C'est ce deuxième processus qui va s'accélérant depuis ces deux ou trois dernières années. Les sociétés russes investissent principalement dans les pays de la CEI et ceux d'Europe de l'Est. Ce qui leur permet finalement de devenir des multinationales. Dans le cadre de la concurrence globale, elles peuvent profiter des avantages non plus dans un seul pays mais dans plusieurs Etats à la fois. Par exemple, elles peuvent s'approvisionner en matières premières facilement abordables en Russie, embaucher de la main-d'oeuvre bon marché en Bulgarie, en Moldavie ou en Ukraine et mettre à profit la proximité d'éventuels marchés étrangers, en l'occurrence ceux de l'Europe de l'Ouest. Peut-être dans certains pays pourront-elles employer aussi un savoir-faire que les ouvriers russes n'ont pas. Il en résulte un regroupement de ressources. Partant du pays, cet argent aide les sociétés russes à devenir plus compétitives et à s'installer sur des marchés nouveaux. Elles peuvent ainsi gagner davantage que dans leur propre pays.

Il est évident que si une entreprise devient finalement efficace, c'est le pays qui y gagne en toute circonstance. Quel avantage la Russie pourrait-elle en tirer car les impôts sont versés au pays sur le territoire duquel l'entreprise fonctionne? On peut y répondre autrement, en se basant sur les recettes des ventes des produits fabriqués à l'étranger : ou bien elles aboutissent en Russie où elles sont prises en compte dans le calcul du PIB ou bien elles restent à l'étranger. On peut trouver aussi d'autres méthodes pour évaluer la situation.

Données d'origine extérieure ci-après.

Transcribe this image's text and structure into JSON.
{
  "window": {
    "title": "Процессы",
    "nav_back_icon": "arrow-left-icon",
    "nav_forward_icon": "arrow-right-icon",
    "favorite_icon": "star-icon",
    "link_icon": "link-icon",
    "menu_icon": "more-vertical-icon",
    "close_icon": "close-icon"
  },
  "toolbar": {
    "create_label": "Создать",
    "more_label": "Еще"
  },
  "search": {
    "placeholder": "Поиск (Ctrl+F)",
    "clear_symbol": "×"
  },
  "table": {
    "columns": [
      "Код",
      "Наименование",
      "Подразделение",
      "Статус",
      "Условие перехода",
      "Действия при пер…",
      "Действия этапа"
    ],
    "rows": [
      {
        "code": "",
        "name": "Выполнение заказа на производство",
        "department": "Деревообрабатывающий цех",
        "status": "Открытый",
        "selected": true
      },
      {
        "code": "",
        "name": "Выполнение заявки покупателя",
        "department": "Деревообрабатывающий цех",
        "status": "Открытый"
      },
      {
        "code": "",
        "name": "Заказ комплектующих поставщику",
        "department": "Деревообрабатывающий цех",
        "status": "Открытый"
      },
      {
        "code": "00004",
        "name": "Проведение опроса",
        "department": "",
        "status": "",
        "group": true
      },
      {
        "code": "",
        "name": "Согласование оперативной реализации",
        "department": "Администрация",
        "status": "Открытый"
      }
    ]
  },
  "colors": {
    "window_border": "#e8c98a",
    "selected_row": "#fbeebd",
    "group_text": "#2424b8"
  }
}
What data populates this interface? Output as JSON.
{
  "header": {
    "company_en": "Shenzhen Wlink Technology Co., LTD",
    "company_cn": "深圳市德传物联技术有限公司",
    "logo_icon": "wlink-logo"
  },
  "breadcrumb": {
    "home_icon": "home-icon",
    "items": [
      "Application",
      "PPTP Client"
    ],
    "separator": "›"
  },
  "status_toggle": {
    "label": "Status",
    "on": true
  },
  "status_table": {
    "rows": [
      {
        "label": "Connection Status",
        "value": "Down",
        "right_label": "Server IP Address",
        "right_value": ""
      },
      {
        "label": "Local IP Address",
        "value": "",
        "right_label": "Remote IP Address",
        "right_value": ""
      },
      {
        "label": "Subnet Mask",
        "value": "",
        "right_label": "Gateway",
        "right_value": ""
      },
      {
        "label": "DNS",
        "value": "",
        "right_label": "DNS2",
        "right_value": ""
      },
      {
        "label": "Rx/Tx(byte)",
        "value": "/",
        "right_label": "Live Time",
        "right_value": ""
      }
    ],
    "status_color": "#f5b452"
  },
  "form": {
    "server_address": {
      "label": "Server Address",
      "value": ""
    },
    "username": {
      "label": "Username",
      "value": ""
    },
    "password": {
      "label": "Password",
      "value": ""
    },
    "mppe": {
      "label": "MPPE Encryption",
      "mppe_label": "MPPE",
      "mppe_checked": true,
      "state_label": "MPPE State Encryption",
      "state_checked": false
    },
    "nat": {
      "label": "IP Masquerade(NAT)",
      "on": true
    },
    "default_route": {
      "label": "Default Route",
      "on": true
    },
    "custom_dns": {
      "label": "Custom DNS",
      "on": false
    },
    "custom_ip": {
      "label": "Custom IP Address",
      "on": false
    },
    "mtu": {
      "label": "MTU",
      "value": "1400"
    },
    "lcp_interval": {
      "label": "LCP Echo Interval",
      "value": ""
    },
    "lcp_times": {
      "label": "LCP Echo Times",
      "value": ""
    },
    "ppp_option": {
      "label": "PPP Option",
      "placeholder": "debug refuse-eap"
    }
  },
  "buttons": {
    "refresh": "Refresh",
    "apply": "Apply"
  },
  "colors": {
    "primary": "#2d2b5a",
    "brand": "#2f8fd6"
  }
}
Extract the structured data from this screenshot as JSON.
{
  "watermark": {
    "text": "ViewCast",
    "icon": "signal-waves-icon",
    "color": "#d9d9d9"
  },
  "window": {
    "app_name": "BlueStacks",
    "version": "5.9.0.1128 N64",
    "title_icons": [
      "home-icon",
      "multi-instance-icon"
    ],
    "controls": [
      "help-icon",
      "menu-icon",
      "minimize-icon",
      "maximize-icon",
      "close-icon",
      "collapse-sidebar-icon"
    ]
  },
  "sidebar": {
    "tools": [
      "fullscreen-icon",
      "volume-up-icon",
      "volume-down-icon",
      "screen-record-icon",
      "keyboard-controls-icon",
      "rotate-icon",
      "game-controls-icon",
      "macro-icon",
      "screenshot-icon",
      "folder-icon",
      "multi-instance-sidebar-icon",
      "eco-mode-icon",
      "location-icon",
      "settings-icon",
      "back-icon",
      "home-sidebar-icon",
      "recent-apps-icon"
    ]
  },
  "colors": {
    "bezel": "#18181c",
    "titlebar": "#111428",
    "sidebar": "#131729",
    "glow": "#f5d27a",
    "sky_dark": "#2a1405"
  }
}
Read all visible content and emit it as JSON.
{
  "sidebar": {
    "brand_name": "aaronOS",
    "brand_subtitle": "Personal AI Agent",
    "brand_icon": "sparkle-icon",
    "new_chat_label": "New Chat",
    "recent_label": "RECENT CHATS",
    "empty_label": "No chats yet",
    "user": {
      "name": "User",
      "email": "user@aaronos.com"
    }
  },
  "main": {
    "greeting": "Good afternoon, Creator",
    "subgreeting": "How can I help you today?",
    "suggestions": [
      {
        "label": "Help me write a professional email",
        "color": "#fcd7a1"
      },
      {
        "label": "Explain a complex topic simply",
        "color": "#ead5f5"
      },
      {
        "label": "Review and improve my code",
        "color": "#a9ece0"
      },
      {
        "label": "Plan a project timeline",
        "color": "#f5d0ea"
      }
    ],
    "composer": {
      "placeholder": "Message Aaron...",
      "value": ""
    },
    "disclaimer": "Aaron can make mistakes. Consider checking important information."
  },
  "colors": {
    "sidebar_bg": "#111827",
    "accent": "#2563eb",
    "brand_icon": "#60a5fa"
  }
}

Ainsi, de l'avis d'Andréi Yakovlev, la Russie est actuellement dans un état d'incertitude. En 2000, lorsque le président en exercice est arrivé au pouvoir, un de ses premiers actes fut l'élaboration d'une stratégie de développement de la Russie pour une période décennale qui a fait naître une vague d'attentes fébriles dans la société. En principe, dit-il, 1999 et 2000 ont été une période très fructueuse sur le plan économique. Aujourd'hui, d'un point de vue formel, le pays se développe rapidement. L'année dernière son PIB a augmenté de 7,1%, c'est un résultat impressionnant. Mais les attentes demeurent toujours irréalisées, notamment celles des milieuxd'affaires qui sont devenues vagues. Voyons comment dans cette situation les milieux d'affaires gèrent leurs investissements. Le tableau qui s'ouvre à nos yeux n'est pas alarmant. A l'heure actuelle, selon les experts, les investissements russes à l'étranger sont à court terme, en règle générale. A la fin de 2004, leur montant accumulé, c'est-à-dire immobilisé à l'étranger, s'élevait à 6,973 milliards de dollars seulement, soit cinq fois moins que le montant des investissements réalisés en 2003. C'est que les 31,8 milliards de dollars exportés antérieurement de Russie ont été rapatriés l'année dernière, soit 42,9% de plus qu'en 2003. Cela veut dire que les capitaux ne fuient pas la Russie mais, pour user d'un langage imagé, effectuent des missions de courte durée à l'étranger "pour faire des petits".

Mais que dire de l'argent qui reste à l'étranger ? A la fin de 2004, les capitaux russes se sont majoritairement accumulés en Grande-Bretagne (1,3 milliard de dollars), à Chypre (761 millions), aux Pays-Bas (611 millions), en Ukraine (452 millions), en Iran (431 millions), aux Bahamas (370 millions), aux îles Vierges (362 millions), aux Etats-Unis (317 millions), à Gibraltar (274 millions), dans l'île de Man (267 millions). On peut dire que ces fonds sont exportés pour se prémunir contre les risques politiques et diversifier les actifs du point de vue géographique. D'autre part, nous avons ici affaire à des tentatives pour diminuer les frais en profitant de régimes fiscaux plus avantageux.